Is $X=(x^2-yx, y^2-xz, z^2-x^2y) $ isomorphic to $ \mathbb A_{K}^1$?

Question

Is the algebraic affine set $X=(x^2-yx, y^2-xz, z^2-x^2y) \subset \mathbb A_{K}^3$ isomorphic to $ \mathbb A_{K}^1$?

Any hints and comments would be highly appreciated.

Answer 1

You can just compute what this is: the first two generators $x^2-yx=y^2-xz=0$ define the intersection between the union of two planes and a cone. The first condition $x(x-y)=0$ tells you $x=0$ or $x=y$ and the second condition tells you that if $x=0$ then $y=0$ and $z$ can be anything so you get the $z$-axis. In the second case $x\neq 0$ implies $x=y$ which therefore implies $x=y=z$ (look at the second condition), and so far we have the union of the $z$-axis and the line ${x=y=z}$. Now impose final condition $z^2-x^2y=0$. If $x=0$ then $y=0$ and hence $z=0$ as well. If $x\neq 0$ then $x=y=z$ and the third condition says (by plugging in $x$ for $z$ and $y$) that $x^2-x^3=0$ which means $x=1$ giving us another point $(1,1,1)$. So this variety is just two points $(0,0,0),(1,1,1)$.

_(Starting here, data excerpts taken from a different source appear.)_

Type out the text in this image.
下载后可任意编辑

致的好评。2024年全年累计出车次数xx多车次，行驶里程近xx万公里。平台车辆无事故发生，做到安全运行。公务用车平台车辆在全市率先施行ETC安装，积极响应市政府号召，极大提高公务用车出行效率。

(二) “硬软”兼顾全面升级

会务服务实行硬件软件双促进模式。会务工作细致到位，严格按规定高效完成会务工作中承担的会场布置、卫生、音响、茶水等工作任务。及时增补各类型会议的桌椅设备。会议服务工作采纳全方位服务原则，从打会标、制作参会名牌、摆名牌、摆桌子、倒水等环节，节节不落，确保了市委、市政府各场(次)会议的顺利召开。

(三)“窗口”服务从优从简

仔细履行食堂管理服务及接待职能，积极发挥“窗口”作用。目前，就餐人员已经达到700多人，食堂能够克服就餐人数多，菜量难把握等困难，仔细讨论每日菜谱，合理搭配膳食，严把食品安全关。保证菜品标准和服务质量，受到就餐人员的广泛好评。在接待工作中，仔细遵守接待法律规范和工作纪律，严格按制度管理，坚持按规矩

Edit: to address the comment: There are several ways to see this:

First way: You can basically perform the same argument/computation in the context of the coordinate rings by duality. For example, $K[x,y,z]/(f_1,f_2,f_3)$ can be thought of as the composition of the maps $$K[x,y,z] \to K[x,y,z]/(f_1) \to (K[x,y,z]/(f_1))/(\bar{f_2}) \cong K[x,y,z]/(f_1,f_2)\to K[x,y,z]/I \cong (K[x,y,z]/(f_1,f_2))/(\bar{f_3})$$ where $\bar{f}$ is understood to be the image in the appropriate quotient ring.

As before we begin $K[x,y,z] \to K[x,y,z]/(x(x-y)) \hookrightarrow K[x,y,z]/(x) \times K[x,y,z]/(x-y)$ identifies our first quotient with a subring of the coordinate rings of the two planes. Composing each of the factors with the canonical projection onto the quotient by $(\bar{y}^2-\bar{x}\bar{z})$ (Image taken in the respective factors) $$\\ \displaystyle \to (K[x,y,z]/(x))/(\bar{y}^2-\bar{x}\bar{z}) \times (K[x,y,z]/(x-y))/(\bar{y}^2-\bar{x}\bar{z}) \\ \cong K[y,z]/(y^2) \times K[y,z]/(y^2-yz)$$ Again the second factor embeds into the product of two rings and taking a further quotient by the image of $(z^2-x^2y)$ in each factor we can see that our original ring can be realized as a (subring of) something that looks $\cong K\times K \times K $.

Another (easier) way: Supposing $K[x,y,z]/I$ is isomorphic to affine space, then it must be smooth of dimension 1. Hence the Jacobian matrix $(\frac{\partial f_i}{\partial x_j})_{ij}$ should have rank $3-1=2$ at all points of the variety, but it is a quick computation to see that the rank is zero at the origin, contradiction.